Chief Mailey said he is certainly aware of the opioid crisis and that most of his police officers have received a form of training in interacting with individuals suffering from addiction.

Dover police arrested 718 people with drug offenses in 2018, down from 738 the previous year.

The chief noted those numbers can be misleading when it comes to the work his officers do regarding illegal drug use.

“Yes, we realize that we’re having more overdoses and there’s hidden figures, too, that aren’t captured by the police department with the EMS, they’re also responding, and Dover Fire is also responding to a lot of these, too,” Chief Mailey said. “We are seeing an increase. Officers are all carrying Narcan (an overdose reversing medication) now and we still have the Angel Program running. We’re doing just about everything we can do feasibly.

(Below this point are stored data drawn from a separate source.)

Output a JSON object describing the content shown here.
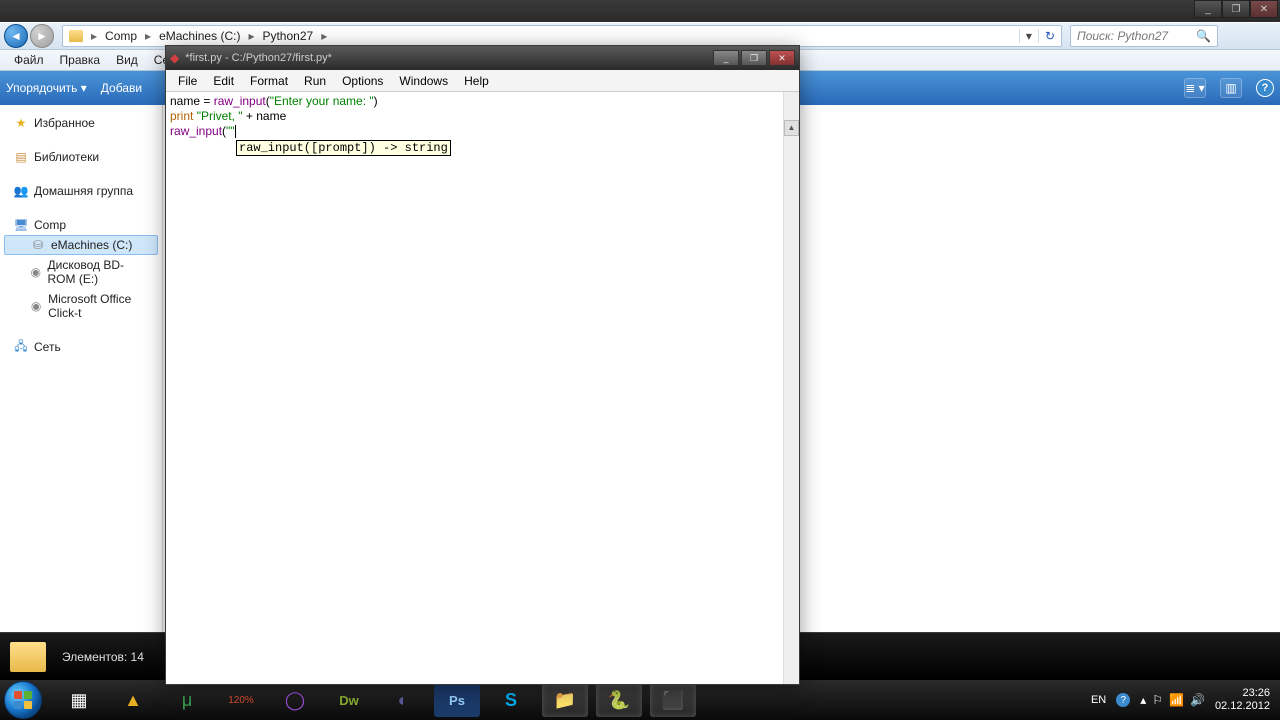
{
  "outer_window": {
    "min": "_",
    "max": "❐",
    "close": "✕"
  },
  "breadcrumb": {
    "segments": [
      "Comp",
      "eMachines (C:)",
      "Python27"
    ],
    "separator": "▸"
  },
  "search": {
    "placeholder": "Поиск: Python27"
  },
  "explorer_menu": [
    "Файл",
    "Правка",
    "Вид",
    "Се"
  ],
  "cmdbar": {
    "organize": "Упорядочить ▾",
    "add": "Добави"
  },
  "nav": {
    "favorites": "Избранное",
    "libraries": "Библиотеки",
    "homegroup": "Домашняя группа",
    "computer": "Comp",
    "drive_c": "eMachines (C:)",
    "drive_bd": "Дисковод BD-ROM (E:)",
    "drive_ms": "Microsoft Office Click-t",
    "network": "Сеть"
  },
  "status": {
    "count_label": "Элементов: 14"
  },
  "idle": {
    "title": "*first.py - C:/Python27/first.py*",
    "menu": [
      "File",
      "Edit",
      "Format",
      "Run",
      "Options",
      "Windows",
      "Help"
    ],
    "code_l1a": "name = ",
    "code_l1b": "raw_input",
    "code_l1c": "(",
    "code_l1d": "\"Enter your name: \"",
    "code_l1e": ")",
    "code_l2a": "print",
    "code_l2b": " ",
    "code_l2c": "\"Privet, \"",
    "code_l2d": " + name",
    "code_l3a": "raw_input",
    "code_l3b": "(",
    "code_l3c": "\"\"",
    "tooltip": "raw_input([prompt]) -> string"
  },
  "taskbar": {
    "lang": "EN",
    "time": "23:26",
    "date": "02.12.2012"
  }
}
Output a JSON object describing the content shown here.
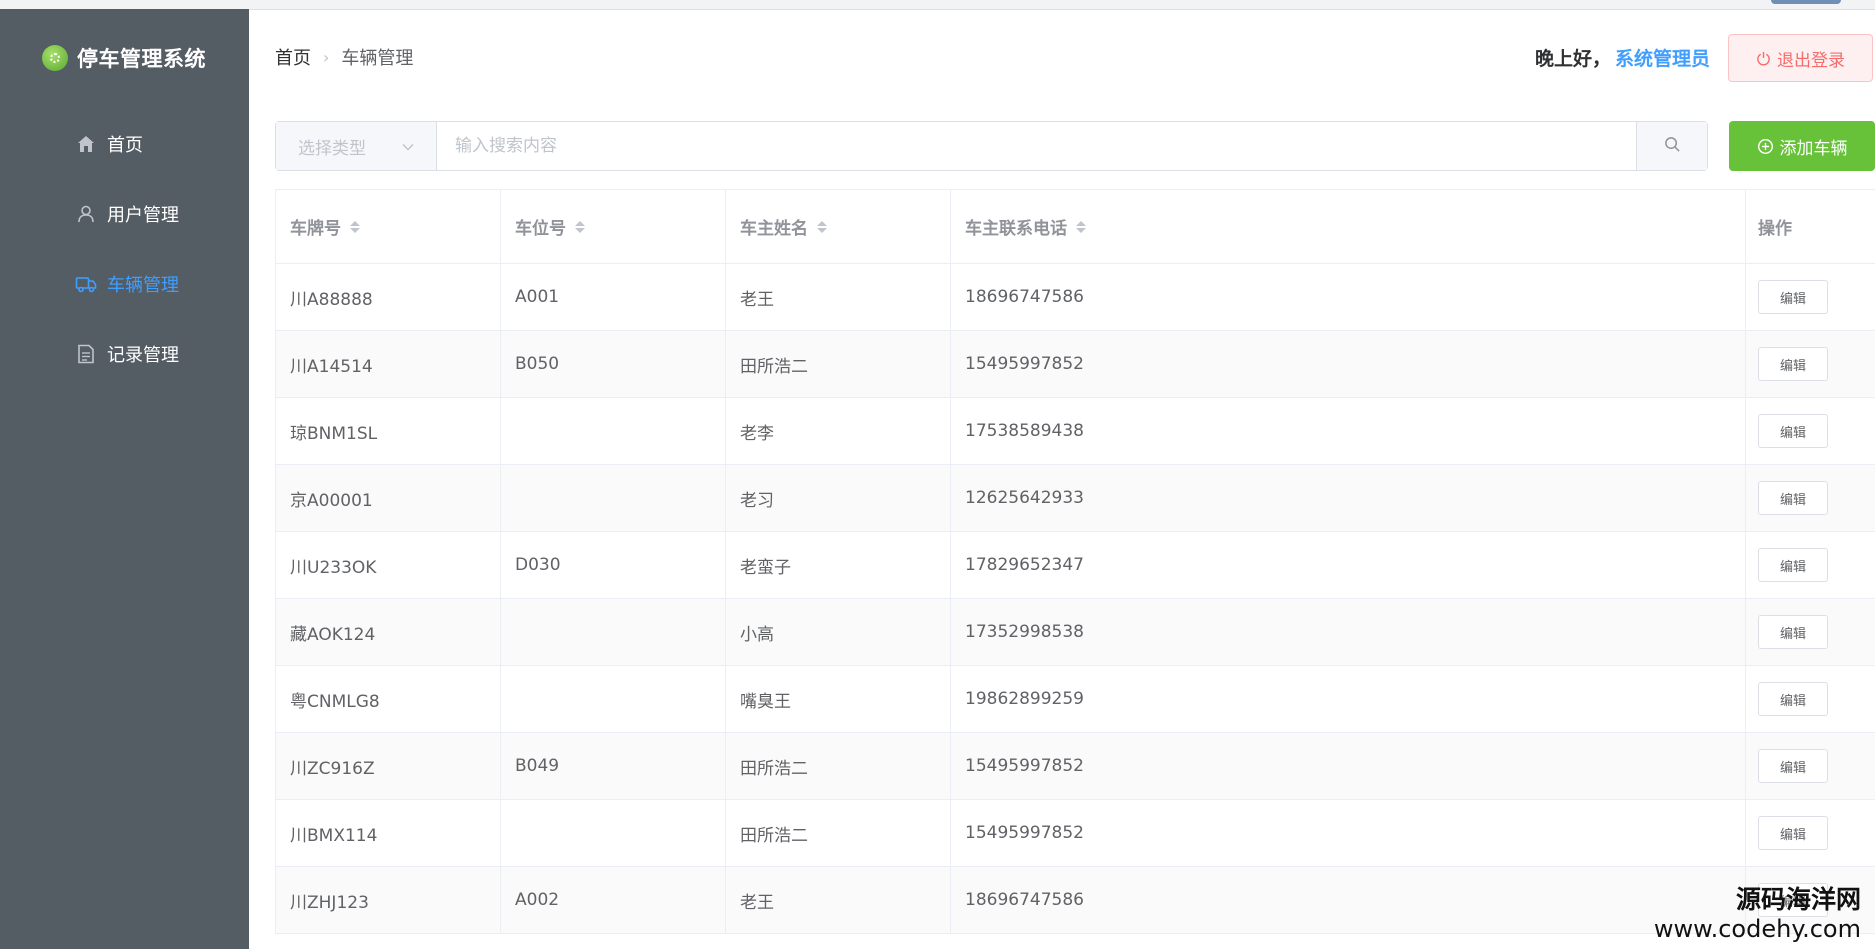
{
  "app": {
    "title": "停车管理系统"
  },
  "sidebar": {
    "items": [
      {
        "label": "首页",
        "icon": "home-icon",
        "active": false
      },
      {
        "label": "用户管理",
        "icon": "user-icon",
        "active": false
      },
      {
        "label": "车辆管理",
        "icon": "truck-icon",
        "active": true
      },
      {
        "label": "记录管理",
        "icon": "document-icon",
        "active": false
      }
    ]
  },
  "header": {
    "breadcrumb": {
      "home": "首页",
      "current": "车辆管理"
    },
    "greeting": "晚上好，",
    "user": "系统管理员",
    "logout_label": "退出登录"
  },
  "search": {
    "type_placeholder": "选择类型",
    "input_placeholder": "输入搜索内容",
    "add_label": "添加车辆"
  },
  "table": {
    "columns": [
      "车牌号",
      "车位号",
      "车主姓名",
      "车主联系电话",
      "操作"
    ],
    "edit_label": "编辑",
    "rows": [
      {
        "plate": "川A88888",
        "spot": "A001",
        "owner": "老王",
        "phone": "18696747586"
      },
      {
        "plate": "川A14514",
        "spot": "B050",
        "owner": "田所浩二",
        "phone": "15495997852"
      },
      {
        "plate": "琼BNM1SL",
        "spot": "",
        "owner": "老李",
        "phone": "17538589438"
      },
      {
        "plate": "京A00001",
        "spot": "",
        "owner": "老习",
        "phone": "12625642933"
      },
      {
        "plate": "川U233OK",
        "spot": "D030",
        "owner": "老蛮子",
        "phone": "17829652347"
      },
      {
        "plate": "藏AOK124",
        "spot": "",
        "owner": "小高",
        "phone": "17352998538"
      },
      {
        "plate": "粤CNMLG8",
        "spot": "",
        "owner": "嘴臭王",
        "phone": "19862899259"
      },
      {
        "plate": "川ZC916Z",
        "spot": "B049",
        "owner": "田所浩二",
        "phone": "15495997852"
      },
      {
        "plate": "川BMX114",
        "spot": "",
        "owner": "田所浩二",
        "phone": "15495997852"
      },
      {
        "plate": "川ZHJ123",
        "spot": "A002",
        "owner": "老王",
        "phone": "18696747586"
      }
    ]
  },
  "watermark": {
    "line1": "源码海洋网",
    "line2": "www.codehy.com"
  },
  "colors": {
    "sidebar_bg": "#545c64",
    "active": "#409eff",
    "success": "#67c23a",
    "danger": "#f56c6c"
  }
}
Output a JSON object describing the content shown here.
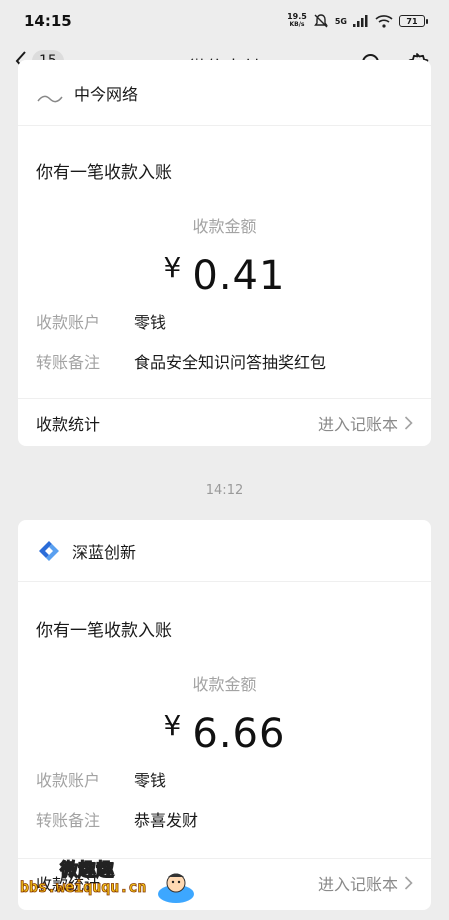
{
  "status_bar": {
    "time": "14:15",
    "net_speed_value": "19.5",
    "net_speed_unit": "KB/s",
    "signal_label": "5G",
    "battery": "71"
  },
  "nav": {
    "back_count": "15",
    "title": "微信支付"
  },
  "cards": [
    {
      "merchant": "中今网络",
      "title": "你有一笔收款入账",
      "amount_label": "收款金额",
      "currency": "¥",
      "amount": "0.41",
      "account_key": "收款账户",
      "account_val": "零钱",
      "note_key": "转账备注",
      "note_val": "食品安全知识问答抽奖红包",
      "footer_left": "收款统计",
      "footer_right": "进入记账本"
    },
    {
      "merchant": "深蓝创新",
      "title": "你有一笔收款入账",
      "amount_label": "收款金额",
      "currency": "¥",
      "amount": "6.66",
      "account_key": "收款账户",
      "account_val": "零钱",
      "note_key": "转账备注",
      "note_val": "恭喜发财",
      "footer_left": "收款统计",
      "footer_right": "进入记账本"
    }
  ],
  "timestamp": "14:12",
  "watermark": {
    "line1": "微趣趣",
    "line2": "bbs.weiququ.cn"
  }
}
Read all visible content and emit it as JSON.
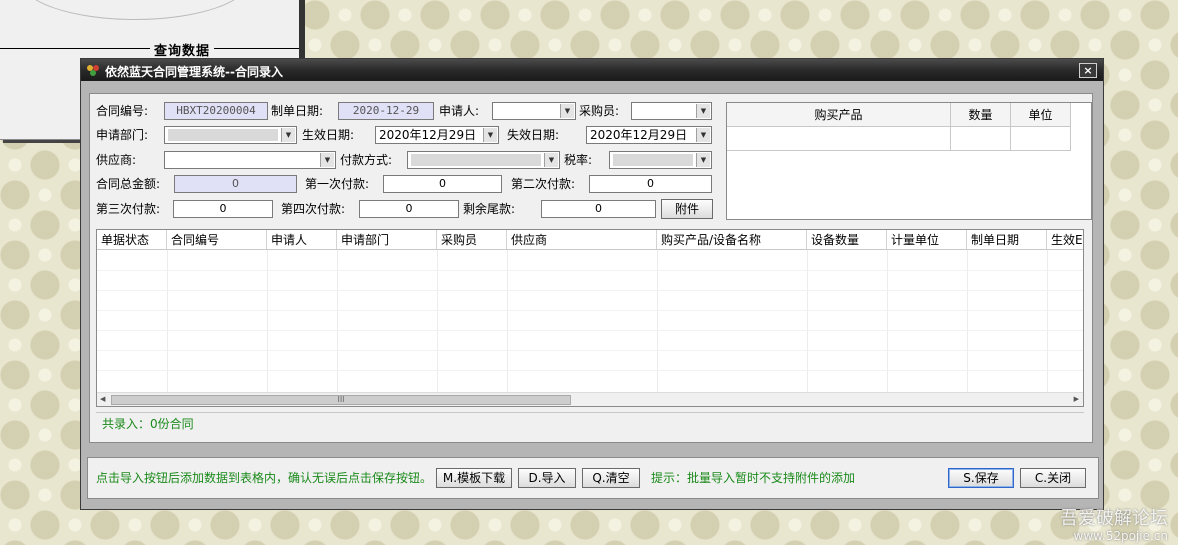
{
  "background_window": {
    "title": "查询数据"
  },
  "window": {
    "title": "依然蓝天合同管理系统--合同录入",
    "close_glyph": "×"
  },
  "form": {
    "contract_no_label": "合同编号:",
    "contract_no_value": "HBXT20200004",
    "create_date_label": "制单日期:",
    "create_date_value": "2020-12-29",
    "applicant_label": "申请人:",
    "applicant_value": "",
    "purchaser_label": "采购员:",
    "purchaser_value": "",
    "dept_label": "申请部门:",
    "effective_date_label": "生效日期:",
    "effective_date_value": "2020年12月29日",
    "expiry_date_label": "失效日期:",
    "expiry_date_value": "2020年12月29日",
    "supplier_label": "供应商:",
    "supplier_value": "",
    "payment_method_label": "付款方式:",
    "tax_rate_label": "税率:",
    "total_amount_label": "合同总金额:",
    "total_amount_value": "0",
    "pay1_label": "第一次付款:",
    "pay1_value": "0",
    "pay2_label": "第二次付款:",
    "pay2_value": "0",
    "pay3_label": "第三次付款:",
    "pay3_value": "0",
    "pay4_label": "第四次付款:",
    "pay4_value": "0",
    "balance_label": "剩余尾款:",
    "balance_value": "0",
    "attachment_button": "附件"
  },
  "product_table": {
    "headers": [
      "购买产品",
      "数量",
      "单位"
    ]
  },
  "grid": {
    "headers": [
      "单据状态",
      "合同编号",
      "申请人",
      "申请部门",
      "采购员",
      "供应商",
      "购买产品/设备名称",
      "设备数量",
      "计量单位",
      "制单日期",
      "生效E"
    ],
    "scroll_thumb": "III"
  },
  "status": {
    "text": "共录入：0份合同"
  },
  "bottom": {
    "hint": "点击导入按钮后添加数据到表格内，确认无误后点击保存按钮。",
    "template_button": "M.模板下载",
    "import_button": "D.导入",
    "clear_button": "Q.清空",
    "tip": "提示：批量导入暂时不支持附件的添加",
    "save_button": "S.保存",
    "close_button": "C.关闭"
  },
  "watermark": {
    "title": "吾爱破解论坛",
    "url": "www.52pojie.cn"
  },
  "colors": {
    "titlebar": "#2a2a2a",
    "readonly_field": "#e0e0f6",
    "status_green": "#1a8a1a",
    "focus_border": "#2f66c9"
  }
}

“The (Angel Program) has a pre-arrest aspect. It has an aspect of just voluntary participation. You can just walk into the police department with drugs and we will take them, not charge you, put them into evidence and then vet the person and then get them into counseling. If we do run across a person who, let’s just say committed a crime, we have to take enforcement on that.”

“He added, “We might issue a civil citation and we might take them to court, then if that person’s problem stems from drugs and they express an interest in receiving some addiction counseling, we’re getting that person sent in the right direction towards Connections for help.”

Councilman Polce praised the department for its shift in attitude towards those battling addiction.

“Historically, police officers are (there) to protect us and to arrest the bad guys, so it’s a shift or a reorientation of thinking as we use a civil citation our pre-arrest programs, so it’s nice to hear that we are utilizing that,” he said. “As an individual who is in active recovery, I’ve done a lot of dumb things many, many days, and put a lot of lives in jeopardy with a lot of my actions.

“Unequivocally, there are things that individuals who are in active addiction do and I would just say that we have seen day-after-day, especially as we take a hands-on approach with some of the work that we’re doing with Brandywine Counseling and Interfaith and some of our local homeless shelters, we see that the issues of opioid-use disorder and substance-abuse disorder are real and true to our community.”

As for now, Chief Mailey is content with the way his police department responds to those suffering from addiction and/or mental disorders.

“We’re working with Mobile Crisis (Intervention Services),” said Chief Mailey. “They can provide a counselor that can come out and offer the same services from a state-approved counselor that can follow-up on our cases. In other words, when we go to a house, we see a situation where there’s a mental-health crisis going on, we get on the phone to Mobile Crisis.

“‘Hey, we’re out at 246 Main Street. This gentleman’s going through a mental-health crisis. Can you send a counselor?’ They’re working 24/7, 365. They can dispatch a counselor to come to the scene, meet the officer and then we can do a handoff of services, or the officer can stand-by. We’re able to bridge that gap without taking away an officer from his normal duties.”

The chief wasn’t about to apologize for his feelings toward potentially putting a counselor in harm’s way.

“These other chiefs are fine with it – that’s their department,” he said. “I’m running the Dover Police Department, and this is the way I see it. I don’t want to put a counselor in that position.

“There’s a myriad of safety factors involved that give me pause, that gave us reasons not to go in that direction. We realize the climate we’re working in and I choose not to do that (put a counselor in with police patrol) right now.”